Keywords: 6D Object Pose Estimation, Uncertainty Estimation, Confidence Calibration, Industrial Robotics, Robotic Errors
TL;DR: Confidence scores in 6D pose estimation are poorly calibrated, making them unsafe for industrial robots. Current calibration methods fail, highlighting the need for new, model-level solutions to ensure reliability.
Abstract: Uncertainty estimation in 6D object pose estimation is crucial for industrial robotic applications, where short cycle times and near-optimal availability are essential. The primary concern is not just the accuracy of the pose, but the reliability of the confidence scores to prevent costly robotic errors, such as crashes.
Despite the great strides in accuracy demonstrated by leading methods in benchmarks like the BOP Challenge, we have observed that their confidence scores are often poorly calibrated.
This poor calibration results in a significant gap between a method's reported performance and its true reliability in industrial settings.
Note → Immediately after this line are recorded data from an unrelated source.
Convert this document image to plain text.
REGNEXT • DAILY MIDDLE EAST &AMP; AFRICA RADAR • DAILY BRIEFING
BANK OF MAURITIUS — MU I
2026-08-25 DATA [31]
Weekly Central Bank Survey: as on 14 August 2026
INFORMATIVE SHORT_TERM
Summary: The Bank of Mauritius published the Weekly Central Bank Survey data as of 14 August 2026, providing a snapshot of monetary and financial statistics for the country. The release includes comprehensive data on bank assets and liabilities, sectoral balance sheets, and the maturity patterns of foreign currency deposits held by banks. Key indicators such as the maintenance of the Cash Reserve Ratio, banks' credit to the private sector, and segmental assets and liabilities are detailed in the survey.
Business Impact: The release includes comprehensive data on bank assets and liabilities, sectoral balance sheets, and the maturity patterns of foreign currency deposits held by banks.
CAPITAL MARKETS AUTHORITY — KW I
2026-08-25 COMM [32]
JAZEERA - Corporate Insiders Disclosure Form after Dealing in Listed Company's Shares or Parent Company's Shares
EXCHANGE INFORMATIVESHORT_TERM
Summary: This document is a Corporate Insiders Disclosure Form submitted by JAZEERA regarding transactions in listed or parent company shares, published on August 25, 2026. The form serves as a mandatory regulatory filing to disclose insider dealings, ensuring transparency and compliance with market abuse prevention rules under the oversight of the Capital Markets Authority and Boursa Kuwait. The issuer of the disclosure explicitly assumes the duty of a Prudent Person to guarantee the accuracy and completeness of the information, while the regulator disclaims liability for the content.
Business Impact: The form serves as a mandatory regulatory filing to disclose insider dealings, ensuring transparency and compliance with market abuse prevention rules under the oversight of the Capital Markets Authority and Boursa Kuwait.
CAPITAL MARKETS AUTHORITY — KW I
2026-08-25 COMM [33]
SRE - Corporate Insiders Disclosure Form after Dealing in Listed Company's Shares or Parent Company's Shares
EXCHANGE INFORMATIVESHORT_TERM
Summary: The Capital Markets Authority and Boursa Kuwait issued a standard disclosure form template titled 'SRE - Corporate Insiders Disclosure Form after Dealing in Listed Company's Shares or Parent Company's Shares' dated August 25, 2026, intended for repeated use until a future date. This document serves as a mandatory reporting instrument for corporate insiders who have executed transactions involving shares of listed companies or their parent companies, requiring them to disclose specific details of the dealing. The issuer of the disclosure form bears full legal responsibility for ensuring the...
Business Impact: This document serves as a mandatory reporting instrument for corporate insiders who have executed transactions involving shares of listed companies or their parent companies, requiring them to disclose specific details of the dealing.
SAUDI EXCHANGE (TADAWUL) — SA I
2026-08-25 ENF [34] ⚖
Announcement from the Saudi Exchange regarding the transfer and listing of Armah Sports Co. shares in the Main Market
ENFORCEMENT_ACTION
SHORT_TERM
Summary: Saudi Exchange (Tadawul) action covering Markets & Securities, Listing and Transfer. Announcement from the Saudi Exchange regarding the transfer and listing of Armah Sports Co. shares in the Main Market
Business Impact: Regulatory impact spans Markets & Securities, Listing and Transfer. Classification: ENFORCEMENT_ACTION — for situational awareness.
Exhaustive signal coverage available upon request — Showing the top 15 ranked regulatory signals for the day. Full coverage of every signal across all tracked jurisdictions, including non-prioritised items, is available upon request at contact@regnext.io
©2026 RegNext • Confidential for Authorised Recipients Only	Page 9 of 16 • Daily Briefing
In this paper, we conduct a experimental study on this issue across multiple BOP datasets.
We demonstrate that even after applying state-of-the-art calibration techniques, this miscalibration persists.
Our findings highlight the limitations of current post-hoc calibration methods, which we found do not work ``out of the box" and have notable drawbacks.
This indicates a deeper, systemic issue that requires fundamental changes at the model or foundation model training level.
Our work underscores the critical need for new calibration approaches tailored to the unique challenges of 6D pose estimation for robust industrial deployment.